# Stone over drywall



## fakie99

i know owens corning specifies that cultured stone can be installed w/lath over existing drywall, but how many of you actually do this? i have typically removed drywall, and done either plywood w/tar paper and lath, or installed cement board, then stone over that. i have a client who is on a tighter budget and lath over drywall would cost less for sure. but i am not sure i feel comfortable doing it that way. any thoughts - thanks.


----------



## genecarp

No problem fakie-----lick and stick, on drywall


----------



## jomama

We go over dry wall all the time, but I ask the builder to have the drywaller spray the FP surround with the rest of the walls to minimize any wicking of moisture from th mort. I've actually only had issues with a FP surround when using tarpaper over OSB on a raised hearth. I think the OSB must shrink or swell or something because we've had a few crack (mortar) where the raised hearth & wall come together. Since those, we've been lapping our lath down onto the hearth, seems like it's working so far. I'd be interested to hear others take on it though.


----------



## fakie99

hmmm....enlightening. thank you guys.


----------



## Stone

You can actually put cultured stone on just about any wall. You don't even really need a substrate like drywall or plywood (although I don't personally recommend this) and there is a type of metal lath with felt paper attached which Owens Corning recommends for bare stud walls. Actually on the exterior they recommend only nailing into framing anyway, because they consider nails elsewhere as being possible sources of moisture penetration. I have done hundreds of jobs over drywall with no problems.


----------



## MasonryPro

*Stone Installation*

In regard to one of the posts here, you cannot simply install manufactured stone on drywall alone. The only strength that would have is the drywall's paper exterior - very unstable. 

The correct way to install the material is to put a vapor barrier on the drywall and then nail your mesh into the studs for support. Extra staples are sometimes beneficial, as it allows the mesh to adhere closer to the wall, avoiding "bubbles" in the mesh. Bubbles can cause cracking not only in the mortar joint but can allow water to seep behind the stone in an exterior application, causing the stone to break its bond and fall off!

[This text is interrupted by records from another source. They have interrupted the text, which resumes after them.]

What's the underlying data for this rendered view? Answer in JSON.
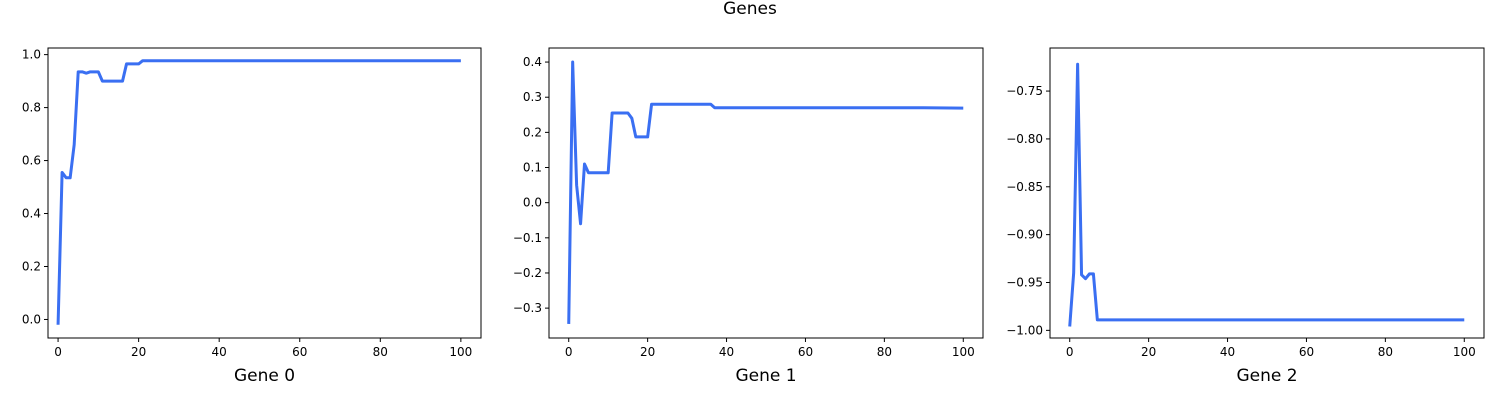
{
  "figure": {
    "title": "Genes"
  },
  "colors": {
    "line": "#3a6ff2",
    "frame": "#000000",
    "background": "#ffffff"
  },
  "chart_data": [
    {
      "type": "line",
      "title": "",
      "xlabel": "Gene 0",
      "ylabel": "",
      "xlim": [
        -2.5,
        105
      ],
      "ylim": [
        -0.07,
        1.025
      ],
      "xticks": [
        0,
        20,
        40,
        60,
        80,
        100
      ],
      "xtick_labels": [
        "0",
        "20",
        "40",
        "60",
        "80",
        "100"
      ],
      "yticks": [
        0.0,
        0.2,
        0.4,
        0.6,
        0.8,
        1.0
      ],
      "ytick_labels": [
        "0.0",
        "0.2",
        "0.4",
        "0.6",
        "0.8",
        "1.0"
      ],
      "grid": false,
      "series": [
        {
          "x": [
            0,
            1,
            2,
            3,
            4,
            5,
            6,
            7,
            8,
            9,
            10,
            11,
            12,
            13,
            14,
            15,
            16,
            17,
            18,
            19,
            20,
            21,
            22,
            30,
            40,
            50,
            60,
            70,
            80,
            90,
            100
          ],
          "y": [
            -0.02,
            0.555,
            0.535,
            0.535,
            0.66,
            0.935,
            0.935,
            0.93,
            0.935,
            0.935,
            0.935,
            0.9,
            0.9,
            0.9,
            0.9,
            0.9,
            0.9,
            0.965,
            0.965,
            0.965,
            0.965,
            0.977,
            0.977,
            0.977,
            0.977,
            0.977,
            0.977,
            0.977,
            0.977,
            0.977,
            0.977
          ]
        }
      ]
    },
    {
      "type": "line",
      "title": "",
      "xlabel": "Gene 1",
      "ylabel": "",
      "xlim": [
        -5,
        105
      ],
      "ylim": [
        -0.385,
        0.44
      ],
      "xticks": [
        0,
        20,
        40,
        60,
        80,
        100
      ],
      "xtick_labels": [
        "0",
        "20",
        "40",
        "60",
        "80",
        "100"
      ],
      "yticks": [
        -0.3,
        -0.2,
        -0.1,
        0.0,
        0.1,
        0.2,
        0.3,
        0.4
      ],
      "ytick_labels": [
        "−0.3",
        "−0.2",
        "−0.1",
        "0.0",
        "0.1",
        "0.2",
        "0.3",
        "0.4"
      ],
      "grid": false,
      "series": [
        {
          "x": [
            0,
            1,
            2,
            3,
            4,
            5,
            6,
            7,
            8,
            9,
            10,
            11,
            12,
            13,
            14,
            15,
            16,
            17,
            18,
            19,
            20,
            21,
            22,
            30,
            36,
            37,
            40,
            50,
            60,
            70,
            80,
            90,
            100
          ],
          "y": [
            -0.345,
            0.4,
            0.05,
            -0.06,
            0.11,
            0.085,
            0.085,
            0.085,
            0.085,
            0.085,
            0.085,
            0.255,
            0.255,
            0.255,
            0.255,
            0.255,
            0.24,
            0.187,
            0.187,
            0.187,
            0.187,
            0.28,
            0.28,
            0.28,
            0.28,
            0.27,
            0.27,
            0.27,
            0.27,
            0.27,
            0.27,
            0.27,
            0.269
          ]
        }
      ]
    },
    {
      "type": "line",
      "title": "",
      "xlabel": "Gene 2",
      "ylabel": "",
      "xlim": [
        -5,
        105
      ],
      "ylim": [
        -1.008,
        -0.705
      ],
      "xticks": [
        0,
        20,
        40,
        60,
        80,
        100
      ],
      "xtick_labels": [
        "0",
        "20",
        "40",
        "60",
        "80",
        "100"
      ],
      "yticks": [
        -1.0,
        -0.95,
        -0.9,
        -0.85,
        -0.8,
        -0.75
      ],
      "ytick_labels": [
        "−1.00",
        "−0.95",
        "−0.90",
        "−0.85",
        "−0.80",
        "−0.75"
      ],
      "grid": false,
      "series": [
        {
          "x": [
            0,
            1,
            2,
            3,
            4,
            5,
            6,
            7,
            8,
            10,
            20,
            30,
            40,
            50,
            60,
            70,
            80,
            90,
            100
          ],
          "y": [
            -0.996,
            -0.94,
            -0.722,
            -0.942,
            -0.946,
            -0.941,
            -0.941,
            -0.989,
            -0.989,
            -0.989,
            -0.989,
            -0.989,
            -0.989,
            -0.989,
            -0.989,
            -0.989,
            -0.989,
            -0.989,
            -0.989
          ]
        }
      ]
    }
  ]
}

Staple sizes and procedures, mesh overlaps, and corner preparation as well as proper mortar mixing and installation are critical to a successful manufactured stone installation.

Although manufactured stone installation is somewhat easier than other masonry projects, there are still tips and tricks masonry professionals employ that adhere to the standards of masonry aesthetics and installation.


Justin
Mastercraft Masonry
Professional Masonry Since 1974


----------



## Tscarborough

There are some types of faux stone that can be adhered directly to drywall, although it is not a manufacturers recommendation. Stone such as Profit by Cultured Stone or Stacked Stone by Eldorado Stone can be applied to a properly prepped raw sheetrock wall.

A product such as Parex 121 base coat can be troweled on, and then the stone applied with a good modified thinset. Under normal conditions, I have no problem warrantying this application. I would never advise it for a DIYer, or for anyone else not willing to accept the liability, but it works fine for small interior wall details (I would not do it on a wall over 9' or in a high traffic area or in any seismic zone).

The reality is that there is almost no application where this would be desirable, though.


----------